When you come to see the experts at Memorial Sloan Kettering, we’ll discuss your medical history to determine any risk factors you may have for the disease. We’ll also take a sample of tissue (a biopsy) to confirm the diagnosis; our pathologists are leading experts in this area.
Quick and accurate diagnosis of mesothelioma is extremely important with all forms of mesothelioma.
“With mesothelioma, early diagnosis really does matter in terms of survival and your treatment options.” — Thoracic surgeon Valerie Rusch
Come to MSK for:
- a clear diagnosis, including an expert assessment from pathologists who know how to look at mesothelioma cells. (A level of expertise unavailable at most hospitals.)
- a team of mesothelioma experts who concentrate on your situation and make the best decision about a treatment plan for you
How We Diagnose Pleural Mesothelioma
In a pleural mesothelioma biopsy, your surgeon removes a tissue sample through a small cut in your chest wall. Your surgeon also inserts a small camera through a different incision. This camera helps your surgeon during the procedure. A biopsy takes less than an hour, and recovery takes a few days.

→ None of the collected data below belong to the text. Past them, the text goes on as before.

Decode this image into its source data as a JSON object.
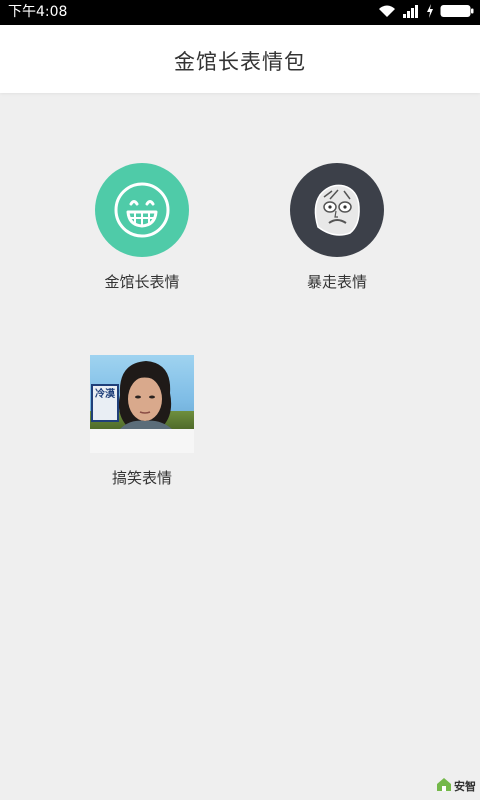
{
  "status_bar": {
    "time": "下午4:08"
  },
  "header": {
    "title": "金馆长表情包"
  },
  "items": [
    {
      "label": "金馆长表情",
      "icon": "grin-face-icon",
      "color": "#4fcba8"
    },
    {
      "label": "暴走表情",
      "icon": "rage-face-icon",
      "color": "#3c4049"
    },
    {
      "label": "搞笑表情",
      "icon": "photo-thumbnail"
    }
  ],
  "photo_caption": "冷漠",
  "watermark": {
    "text": "安智"
  }
}
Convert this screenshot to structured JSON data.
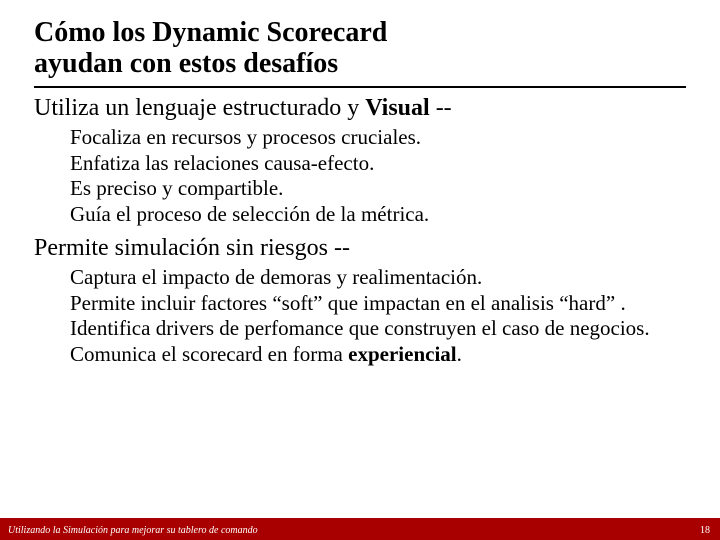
{
  "title_line1": "Cómo los Dynamic Scorecard",
  "title_line2": "ayudan con estos desafíos",
  "section1": {
    "lead_pre": "Utiliza un lenguaje estructurado y ",
    "lead_bold": "Visual",
    "lead_post": " --",
    "items": [
      "Focaliza en recursos y procesos cruciales.",
      "Enfatiza las relaciones causa-efecto.",
      "Es preciso y compartible.",
      "Guía el proceso de selección de la métrica."
    ]
  },
  "section2": {
    "lead": "Permite simulación sin riesgos --",
    "items": [
      "Captura el impacto de demoras y realimentación.",
      "Permite incluir factores “soft” que impactan en el analisis “hard” .",
      "Identifica drivers de perfomance que construyen el caso de negocios."
    ],
    "last_pre": "Comunica el scorecard en forma ",
    "last_bold": "experiencial",
    "last_post": "."
  },
  "footer": "Utilizando la Simulación para mejorar su tablero de comando",
  "page": "18"
}
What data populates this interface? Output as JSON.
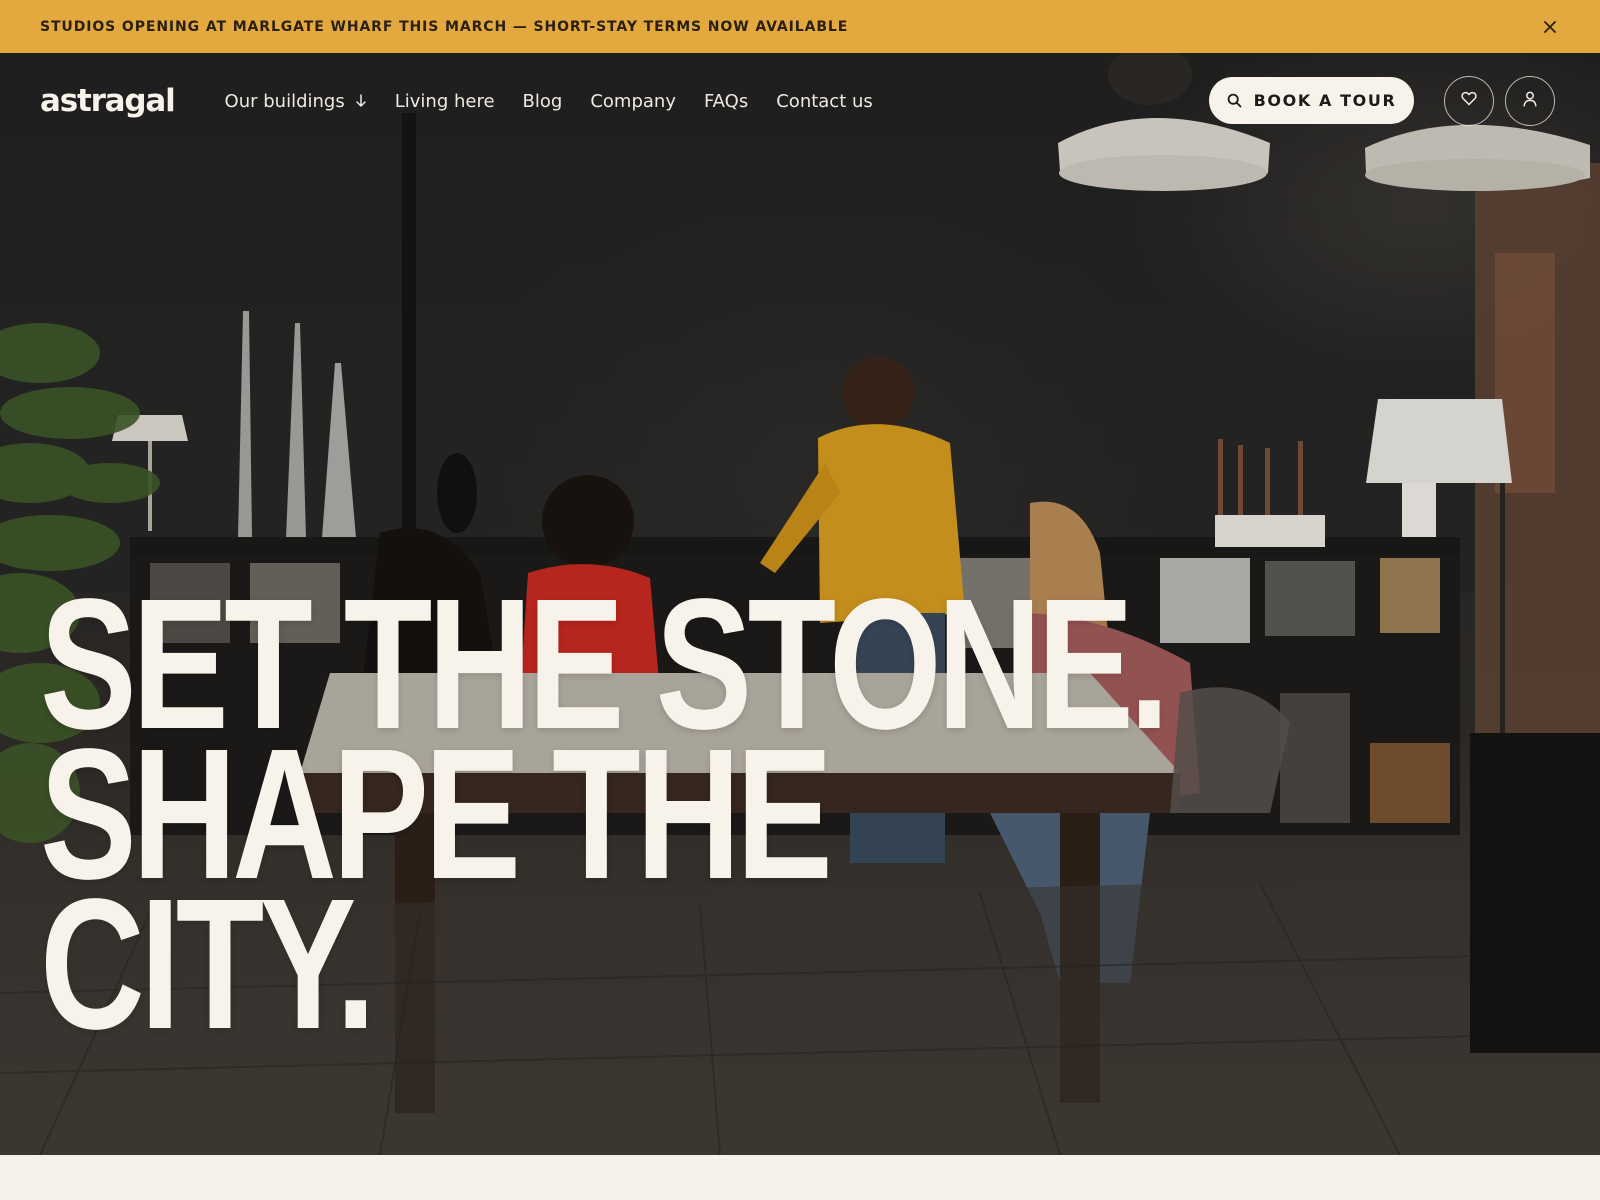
{
  "announcement": {
    "text": "STUDIOS OPENING AT MARLGATE WHARF THIS MARCH — SHORT-STAY TERMS NOW AVAILABLE",
    "close_icon": "close-icon",
    "background": "#e3a93e"
  },
  "nav": {
    "logo": "astragal",
    "links": [
      {
        "label": "Our buildings",
        "icon": "arrow-down-icon"
      },
      {
        "label": "Living here"
      },
      {
        "label": "Blog"
      },
      {
        "label": "Company"
      },
      {
        "label": "FAQs"
      },
      {
        "label": "Contact us"
      }
    ],
    "cta": {
      "label": "BOOK A TOUR",
      "icon": "search-icon"
    },
    "icon_buttons": [
      {
        "name": "favorites-button",
        "icon": "heart-icon"
      },
      {
        "name": "account-button",
        "icon": "user-icon"
      }
    ]
  },
  "hero": {
    "headline_lines": [
      "SET THE STONE.",
      "SHAPE THE",
      "CITY."
    ],
    "text_color": "#f7f3ea"
  }
}
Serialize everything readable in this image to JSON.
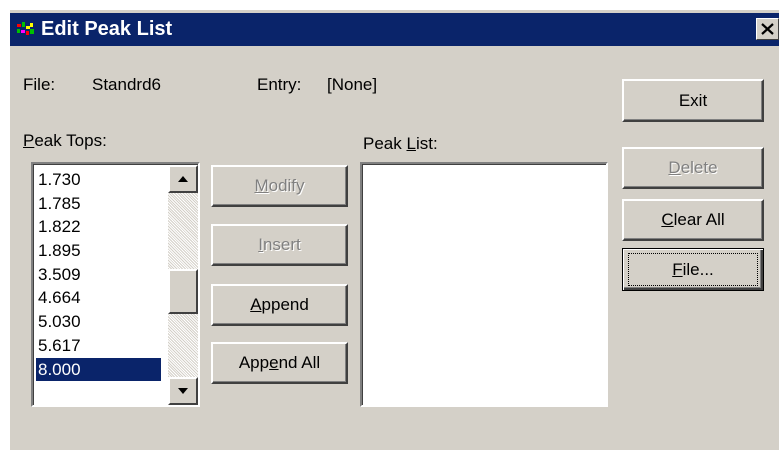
{
  "window": {
    "title": "Edit Peak List",
    "close_glyph": "✕"
  },
  "header": {
    "file_label": "File:",
    "file_value": "Standrd6",
    "entry_label": "Entry:",
    "entry_value": "[None]"
  },
  "peak_tops": {
    "label_prefix": "",
    "label_accel": "P",
    "label_suffix": "eak Tops:",
    "items": [
      "1.730",
      "1.785",
      "1.822",
      "1.895",
      "3.509",
      "4.664",
      "5.030",
      "5.617",
      "8.000"
    ],
    "selected_index": 8
  },
  "peak_list": {
    "label_prefix": "Peak ",
    "label_accel": "L",
    "label_suffix": "ist:",
    "items": []
  },
  "middle_buttons": {
    "modify": {
      "prefix": "",
      "accel": "M",
      "suffix": "odify",
      "enabled": false
    },
    "insert": {
      "prefix": "",
      "accel": "I",
      "suffix": "nsert",
      "enabled": false
    },
    "append": {
      "prefix": "",
      "accel": "A",
      "suffix": "ppend",
      "enabled": true
    },
    "append_all": {
      "prefix": "App",
      "accel": "e",
      "suffix": "nd All",
      "enabled": true
    }
  },
  "right_buttons": {
    "exit": {
      "prefix": "Exit",
      "accel": "",
      "suffix": "",
      "enabled": true
    },
    "delete": {
      "prefix": "",
      "accel": "D",
      "suffix": "elete",
      "enabled": false
    },
    "clear_all": {
      "prefix": "",
      "accel": "C",
      "suffix": "lear All",
      "enabled": true
    },
    "file": {
      "prefix": "",
      "accel": "F",
      "suffix": "ile...",
      "enabled": true,
      "focused": true
    }
  },
  "colors": {
    "titlebar": "#0a246a",
    "dialog_bg": "#d4d0c8",
    "selection": "#0a246a"
  },
  "icons": {
    "app": "peak-chart-icon",
    "close": "close-icon",
    "scroll_up": "scroll-up-arrow-icon",
    "scroll_down": "scroll-down-arrow-icon"
  }
}
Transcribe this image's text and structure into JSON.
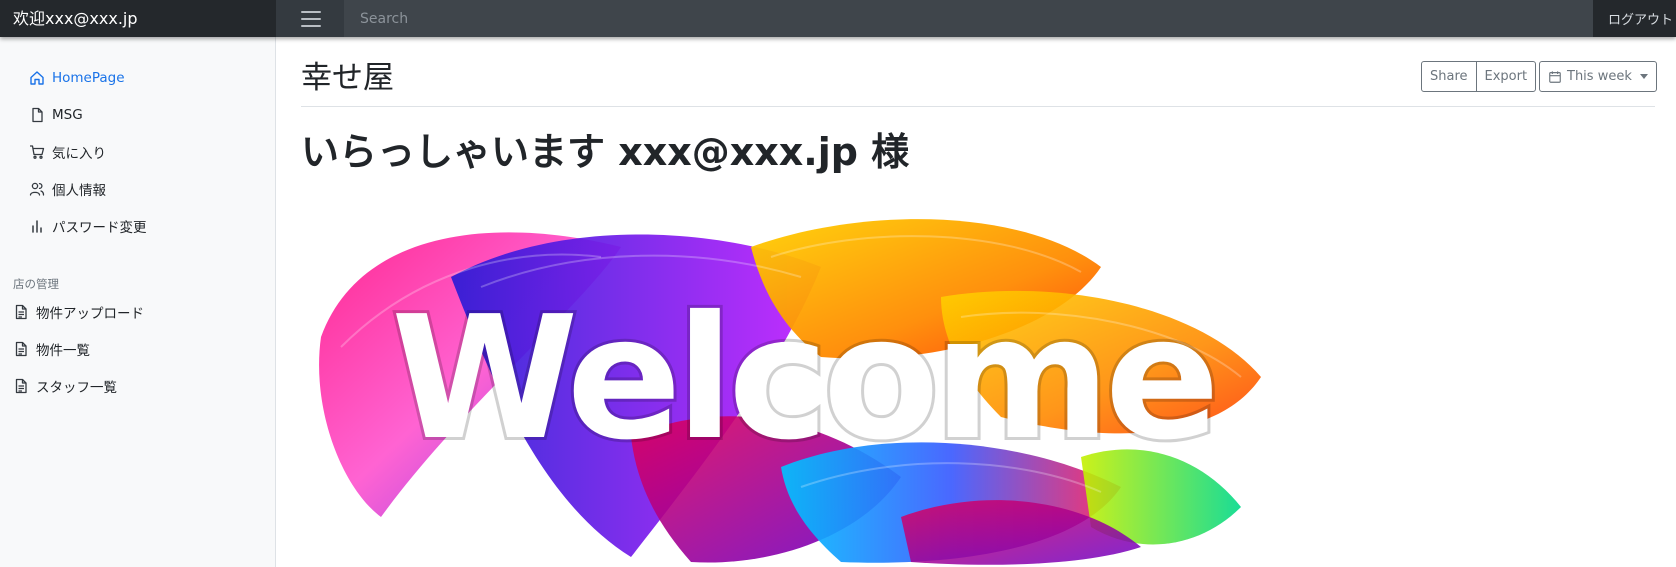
{
  "navbar": {
    "brand": "欢迎xxx@xxx.jp",
    "search_placeholder": "Search",
    "logout": "ログアウト"
  },
  "sidebar": {
    "items": [
      {
        "label": "HomePage",
        "icon": "home-icon",
        "active": true
      },
      {
        "label": "MSG",
        "icon": "file-icon"
      },
      {
        "label": "気に入り",
        "icon": "cart-icon"
      },
      {
        "label": "個人情報",
        "icon": "users-icon"
      },
      {
        "label": "パスワード変更",
        "icon": "bar-chart-icon"
      }
    ],
    "section_heading": "店の管理",
    "section_items": [
      {
        "label": "物件アップロード",
        "icon": "file-text-icon"
      },
      {
        "label": "物件一覧",
        "icon": "file-text-icon"
      },
      {
        "label": "スタッフ一覧",
        "icon": "file-text-icon"
      }
    ]
  },
  "main": {
    "title": "幸せ屋",
    "toolbar": {
      "share": "Share",
      "export": "Export",
      "period": "This week",
      "period_icon": "calendar-icon"
    },
    "greeting": "いらっしゃいます xxx@xxx.jp 様",
    "banner": {
      "word": "Welcome",
      "colors": [
        "#ff1e8c",
        "#7a2cf0",
        "#ffb300",
        "#ff6a00",
        "#00c2ff",
        "#c6f000",
        "#e0005a"
      ]
    }
  }
}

Your treatment team will use a physical examination, x-rays, tests of your lung function, and other imaging tests to understand how far the disease has spread. They will also determine the stage of the disease.
If you have fluid buildup in your lungs (called pleural effusion) and shortness of breath, we may drain this fluid with a drainage catheter (a tube) or a procedure called thoracentesis.
How We Diagnose Peritoneal Mesothelioma
We may use a procedure called paracentesis to drain the fluid buildup in your abdomen if it’s causing you discomfort or other problems. We can also use a sample of this fluid to look for cancer cells and diagnose what type of peritoneal mesothelioma you may have.
If our examination of the fluid doesn’t give us enough information, we may have an interventional radiologist insert a thin needle through your skin to take a sample of tissue from your abdominal area. If needle biopsy isn’t a safe option for you, or if its results are unclear, we may recommend that you have a minimally invasive procedure called a laparoscopy to examine you and be absolutely sure about your diagnosis and the best first steps for treating you.
During a laparoscopy, your surgeon inserts a tiny video camera through a small incision in your abdomen. The camera helps guide the procedure, which involves more small cuts through which your surgeon removes a small tissue sample using special instruments.